29.4.15

Fragmentos de um entardecer

Cat Power, “The Greatest”, in https://www.youtube.com/watch?v=7X8eIRv3uew
Diz-se dos ocasos que içam as bandeiras da memória. Porque um ocaso, como é o entardecer, empalidece as cores diante dos olhos. Antes que os olhos marejem na decadência febril, viram-se do avesso e partem em demanda das recordações emolduradas num canto do pensamento.
Jogam-se os dados que arregimentam o calendário antepassado. Sopesam-se os seus pesares, os seus fulgurantes retratos, as açoteias das palavras que não deviam ter sido silêncios, os promontórios de onde se avistam proezas em forma de carta de recomendação. Passa tudo diante de uma imaginária tela enquanto os olhos se detêm de frente para o mar, notando no sol poente que se adelgaça à medida que o horizonte o engole. Numa revoada de flash-backs, a imensa linha do tempo também se adelgaça, comprimida no exercício contemplativo do pretérito. Os tementes do futuro e os inebriados com o coevo dirão que revistar as recordações é função condenada à inutilidade.
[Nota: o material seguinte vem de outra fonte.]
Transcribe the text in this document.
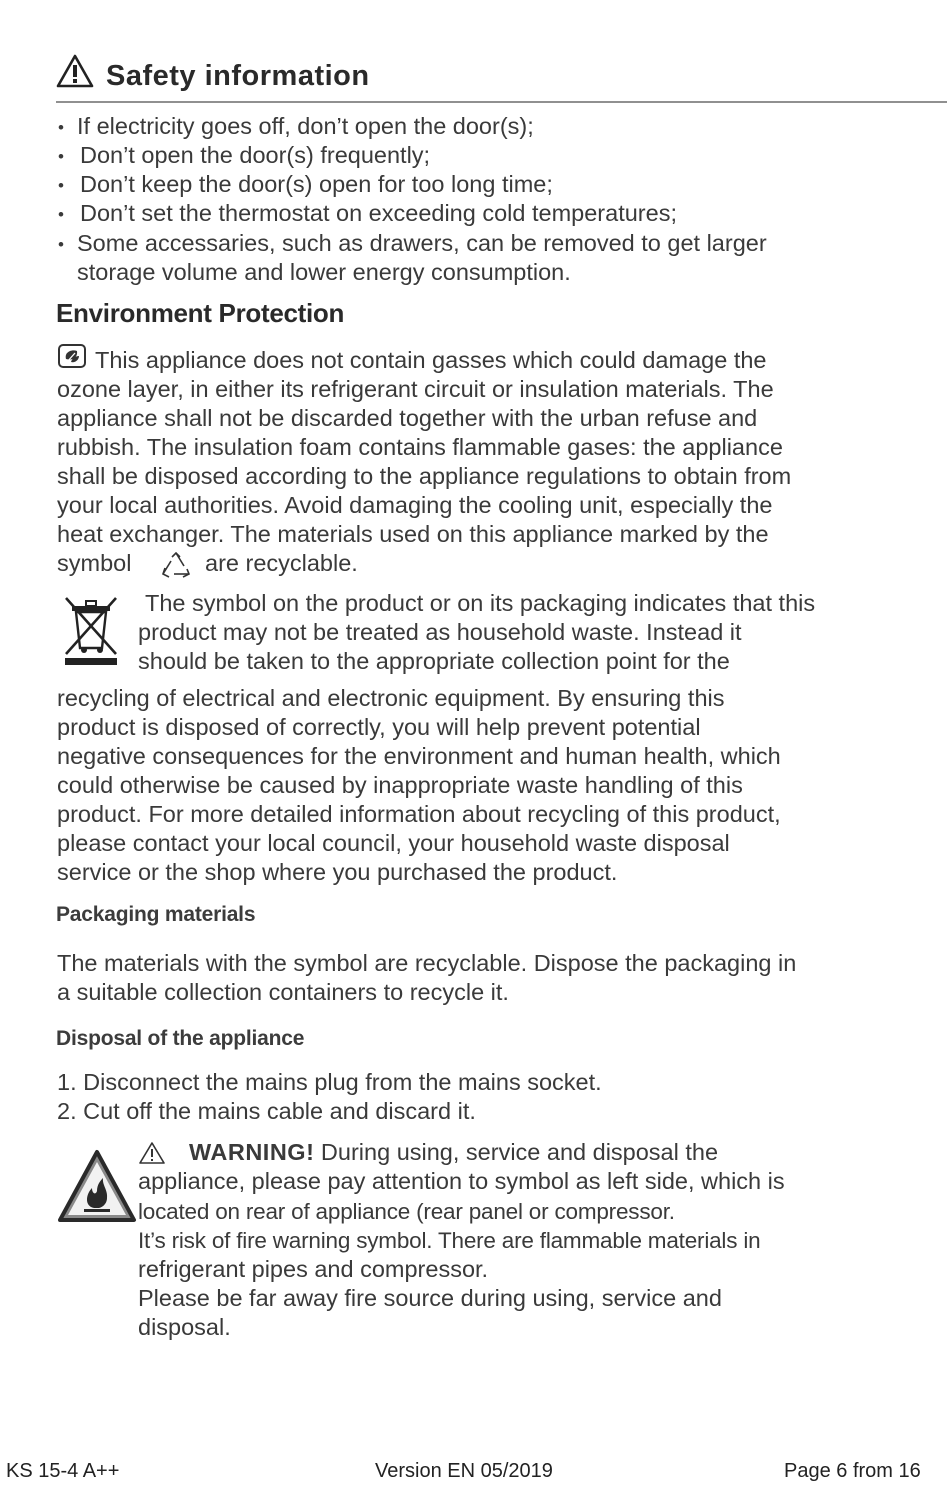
Safety information
• If electricity goes off, don’t open the door(s);
• Don’t open the door(s) frequently;
• Don’t keep the door(s) open for too long time;
• Don’t set the thermostat on exceeding cold temperatures;
• Some accessaries, such as drawers, can be removed to get larger
storage volume and lower energy consumption.
Environment Protection
This appliance does not contain gasses which could damage the
ozone layer, in either its refrigerant circuit or insulation materials. The
appliance shall not be discarded together with the urban refuse and
rubbish. The insulation foam contains flammable gases: the appliance
shall be disposed according to the appliance regulations to obtain from
your local authorities. Avoid damaging the cooling unit, especially the
heat exchanger. The materials used on this appliance marked by the
symbol	are recyclable.
The symbol on the product or on its packaging indicates that this
product may not be treated as household waste. Instead it
should be taken to the appropriate collection point for the
recycling of electrical and electronic equipment. By ensuring this
product is disposed of correctly, you will help prevent potential
negative consequences for the environment and human health, which
could otherwise be caused by inappropriate waste handling of this
product. For more detailed information about recycling of this product,
please contact your local council, your household waste disposal
service or the shop where you purchased the product.
Packaging materials
The materials with the symbol are recyclable. Dispose the packaging in
a suitable collection containers to recycle it.
Disposal of the appliance
1. Disconnect the mains plug from the mains socket.
2. Cut off the mains cable and discard it.
WARNING! During using, service and disposal the
appliance, please pay attention to symbol as left side, which is
located on rear of appliance (rear panel or compressor.
It’s risk of fire warning symbol. There are flammable materials in
refrigerant pipes and compressor.
Please be far away fire source during using, service and
disposal.
KS 15-4 A++	Version EN 05/2019	Page 6 from 16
Qual é o préstimo da nostalgia? Pode não ser nostalgia. É só alinhavar num punhado do tempo o que compulsa intemporalidade. O amanhã não se alimenta de tempos ausentes. Às vezes, há um apelo irrecusável que vem das entranhas, um apelo a peregrinarmos pelos fragmentos que são o resumo avivado da longa linha do tempo sedimentada. Não será pura perda de tempo. Nem afivelamos o ultraje do agora, que esse trata de condensar no instante todos os pretéritos que coseram os alicerces em que assentamos. Esses fragmentos são úteis. Sabendo que a nostalgia não resgata outrora nenhum e pode, em caso de teimosia, trespassar de morte o único fragmento de tempo que tem serventia (o atual). A demanda do tempo açambarcado pode ser a semente da melancolia.
Ninguém surge do nada. Nem o tempo é uma marca que disfarça o que está para trás. Trazemos de lá o que somos. Essa é toda a serventia dos idos tempos resgatados da altura em que o foram. De resto, olhamos de frente para a embocadura do mar que se alinhava diante dos olhos. É por aí que o corpo se mete. Com o lastro do outrora que nos pertenceu, para sabermos ser zeladores da medida do tempo que nos propõe cada alvorada. Sem nos havermos por reféns de um tempo mortiço.